The Razorbacks come into the game with a 24-8 record, after coming from behind to defeat Nebraska 74-65 Thursday night. But they struggled much of the game and committed 22 turnovers with only seven assists.

Like in their first game against San Francisco, the Utes will be facing a quick team that likes to press at every chance and get its baskets in bunches. Only in Arkansas, the Utes will see a taller and more talented version of the team they defeated with ease Thursday night.

Richardson has used a variety of starting lineups all year with 11 different players starting at least one game. He said he wasn't sure of his starters for Utah, whether he'd go big or small, but said it doesn't matter who starts.

You can be sure 6-foot-2 guard Pat Bradley, the team's leading scorer at 15.1 points per game, will see a lot of minutes, along with point guard Kareem Reid, who scores 11.8 per game.

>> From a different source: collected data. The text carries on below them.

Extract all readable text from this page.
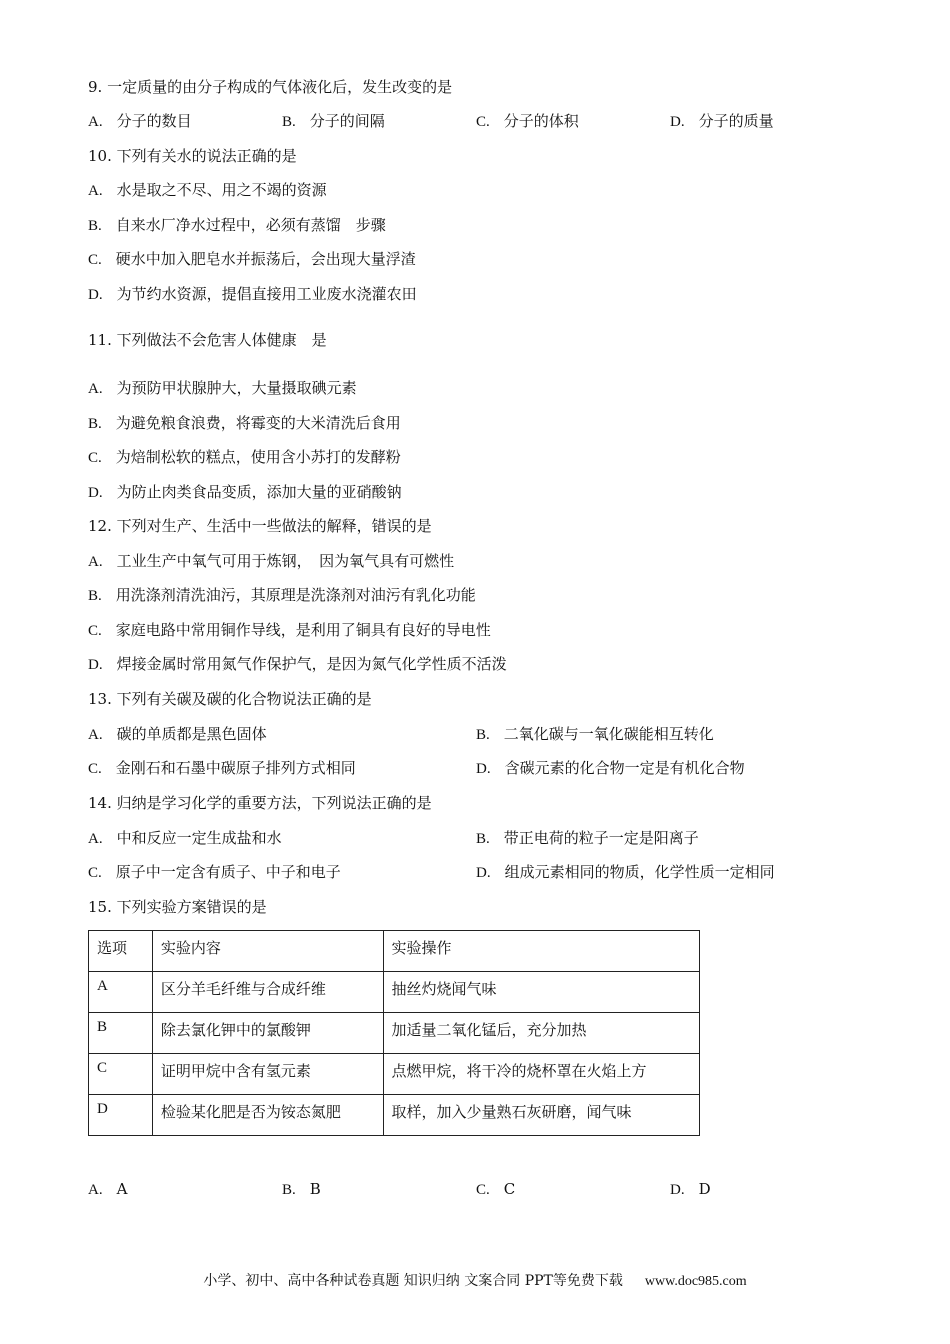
9. 一定质量的由分子构成的气体液化后，发生改变的是
A. 分子的数目	B. 分子的间隔	C. 分子的体积	D. 分子的质量
10. 下列有关水的说法正确的是
A. 水是取之不尽、用之不竭的资源
B. 自来水厂净水过程中，必须有蒸馏　步骤
C. 硬水中加入肥皂水并振荡后，会出现大量浮渣
D. 为节约水资源，提倡直接用工业废水浇灌农田
11. 下列做法不会危害人体健康　是
A. 为预防甲状腺肿大，大量摄取碘元素
B. 为避免粮食浪费，将霉变的大米清洗后食用
C. 为焙制松软的糕点，使用含小苏打的发酵粉
D. 为防止肉类食品变质，添加大量的亚硝酸钠
12. 下列对生产、生活中一些做法的解释，错误的是
A. 工业生产中氧气可用于炼钢，　因为氧气具有可燃性
B. 用洗涤剂清洗油污，其原理是洗涤剂对油污有乳化功能
C. 家庭电路中常用铜作导线，是利用了铜具有良好的导电性
D. 焊接金属时常用氮气作保护气，是因为氮气化学性质不活泼
13. 下列有关碳及碳的化合物说法正确的是
A. 碳的单质都是黑色固体	B. 二氧化碳与一氧化碳能相互转化
C. 金刚石和石墨中碳原子排列方式相同	D. 含碳元素的化合物一定是有机化合物
14. 归纳是学习化学的重要方法，下列说法正确的是
A. 中和反应一定生成盐和水	B. 带正电荷的粒子一定是阳离子
C. 原子中一定含有质子、中子和电子	D. 组成元素相同的物质，化学性质一定相同
15. 下列实验方案错误的是
选项	实验内容	实验操作
A	区分羊毛纤维与合成纤维	抽丝灼烧闻气味
B	除去氯化钾中的氯酸钾	加适量二氧化锰后，充分加热
C	证明甲烷中含有氢元素	点燃甲烷，将干冷的烧杯罩在火焰上方
D	检验某化肥是否为铵态氮肥	取样，加入少量熟石灰研磨，闻气味
A. A	B. B	C. C	D. D
小学、初中、高中各种试卷真题 知识归纳 文案合同 PPT等免费下载 www.doc985.com
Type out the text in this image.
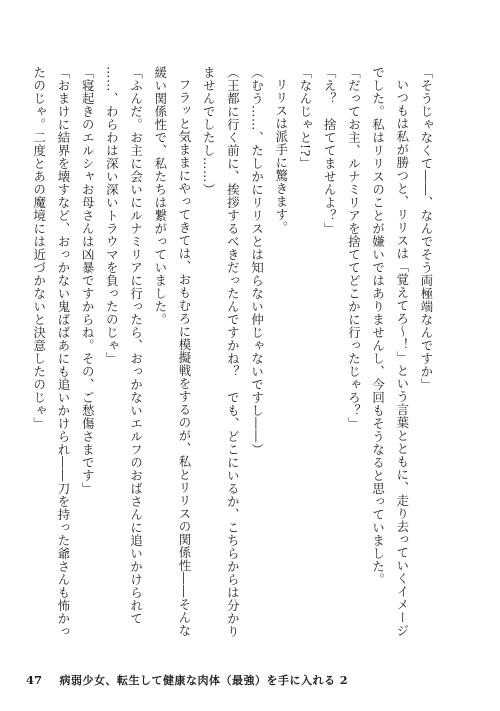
「そうじゃなくて――、なんでそう両極端なんですか」
いつもは私が勝つと、リリスは「覚えてろ～！」という言葉とともに、走り去っていくイメージ
でした。私はリリスのことが嫌いではありませんし、今回もそうなると思っていました。
「だってお主、ルナミリアを捨ててどこかに行ったじゃろ？」
「え？　捨ててませんよ？」
「なんじゃと!?」
リリスは派手に驚きます。
（むう……、たしかにリリスとは知らない仲じゃないですし――）
（王都に行く前に、挨拶するべきだったんですかね？　でも、どこにいるか、こちらからは分かり
ませんでしたし……）
フラッと気ままにやってきては、おもむろに模擬戦をするのが、私とリリスの関係性――そんな
緩い関係性で、私たちは繋がっていました。
「ふんだ。お主に会いにルナミリアに行ったら、おっかないエルフのおばさんに追いかけられて
……、わらわは深い深いトラウマを負ったのじゃ」
「寝起きのエルシャお母さんは凶暴ですからね。その、ご愁傷さまです」
「おまけに結界を壊すなど、おっかない鬼ばばあにも追いかけられ――刀を持った爺さんも怖かっ
たのじゃ。二度とあの魔境には近づかないと決意したのじゃ」
47 病弱少女、転生して健康な肉体（最強）を手に入れる 2
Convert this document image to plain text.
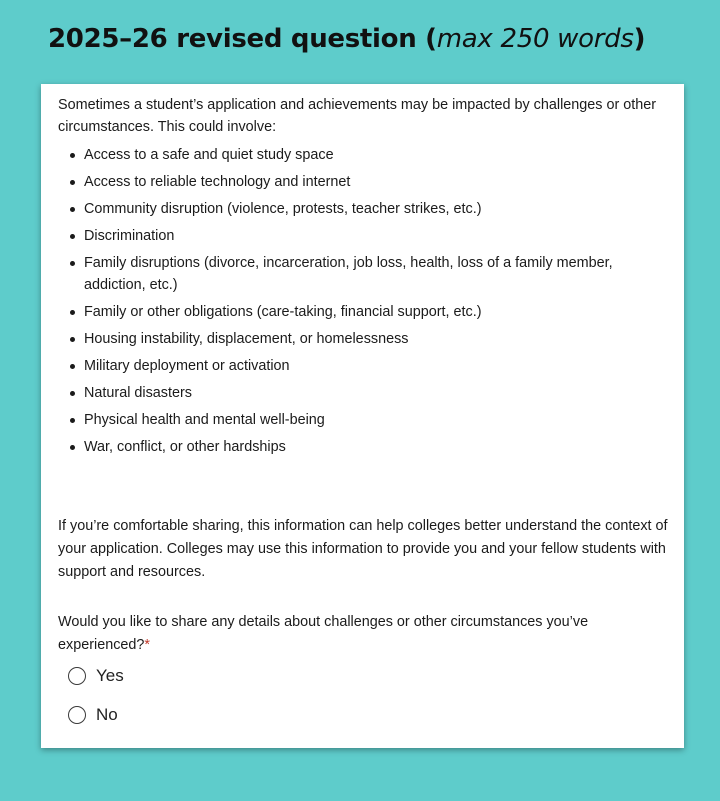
2025–26 revised question (max 250 words)

Sometimes a student’s application and achievements may be impacted by challenges or other circumstances. This could involve:

Access to a safe and quiet study space
Access to reliable technology and internet
Community disruption (violence, protests, teacher strikes, etc.)
Discrimination
Family disruptions (divorce, incarceration, job loss, health, loss of a family member, addiction, etc.)
Family or other obligations (care-taking, financial support, etc.)
Housing instability, displacement, or homelessness
Military deployment or activation
Natural disasters
Physical health and mental well-being
War, conflict, or other hardships

If you’re comfortable sharing, this information can help colleges better understand the context of your application. Colleges may use this information to provide you and your fellow students with support and resources.

Would you like to share any details about challenges or other circumstances you’ve experienced?*

Yes
No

"One of our coaches said Bradley might be the best player we've seen all year," said Ute guard Drew Hansen. "He can really shoot it and has great range, so we're going to have be near him at all times."

Six-foot-9 senior Nick Davis, an all-SEC selection this year, led his league in rebounding with 10 per game, while scoring 10.7 points. Also expected to see a lot of time are 6-8 Chris Hood (8.2 ppg), 6-2 guard Tarik Wallace (10.5 ppg) and 6-5 Ali Thompson, who has come on strong after missing 12 early games because of injury.

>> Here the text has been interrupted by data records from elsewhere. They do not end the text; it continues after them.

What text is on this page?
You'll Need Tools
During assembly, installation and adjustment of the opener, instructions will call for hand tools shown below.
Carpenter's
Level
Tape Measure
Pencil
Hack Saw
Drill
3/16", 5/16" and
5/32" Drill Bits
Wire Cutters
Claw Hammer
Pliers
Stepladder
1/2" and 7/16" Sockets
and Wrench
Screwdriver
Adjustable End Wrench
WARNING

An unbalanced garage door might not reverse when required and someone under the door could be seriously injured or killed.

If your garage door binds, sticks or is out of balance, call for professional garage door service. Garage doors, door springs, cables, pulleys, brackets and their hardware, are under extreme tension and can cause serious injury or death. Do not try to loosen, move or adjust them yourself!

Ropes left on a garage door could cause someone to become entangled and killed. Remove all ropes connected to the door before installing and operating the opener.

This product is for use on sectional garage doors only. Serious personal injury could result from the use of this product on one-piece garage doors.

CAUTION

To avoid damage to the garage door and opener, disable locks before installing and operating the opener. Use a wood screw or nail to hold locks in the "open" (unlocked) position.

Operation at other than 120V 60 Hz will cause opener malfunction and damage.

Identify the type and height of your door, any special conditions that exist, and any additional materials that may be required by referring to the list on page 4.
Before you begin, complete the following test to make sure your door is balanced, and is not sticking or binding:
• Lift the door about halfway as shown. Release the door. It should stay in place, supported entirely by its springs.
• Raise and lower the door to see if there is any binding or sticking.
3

Both Majerus and his players believe the experience of the San Francisco press will help them today against a similar Arkansas team.

"Obviously they're a lot taller, bigger and quicker (than San Francisco)," said Doleac. "But if we keep to the same principles, we'll be OK. We need to make sure we keep our heads."

"Arkansas has really good players and are talented," said Hansen. "Our main goal is to just play as hard as we can."

Two phases of the game where Utah has an edge are shooting and rebounding. The Razorbacks shoot just 44.3 percent from the field and 66.3 percent from the line (compared to Utah's 48.0 and 73.8). On the boards, Arkansas is outrebounded by 4.3 per game, compared to Utah, which leads the nation with a 10.5 rebound margin.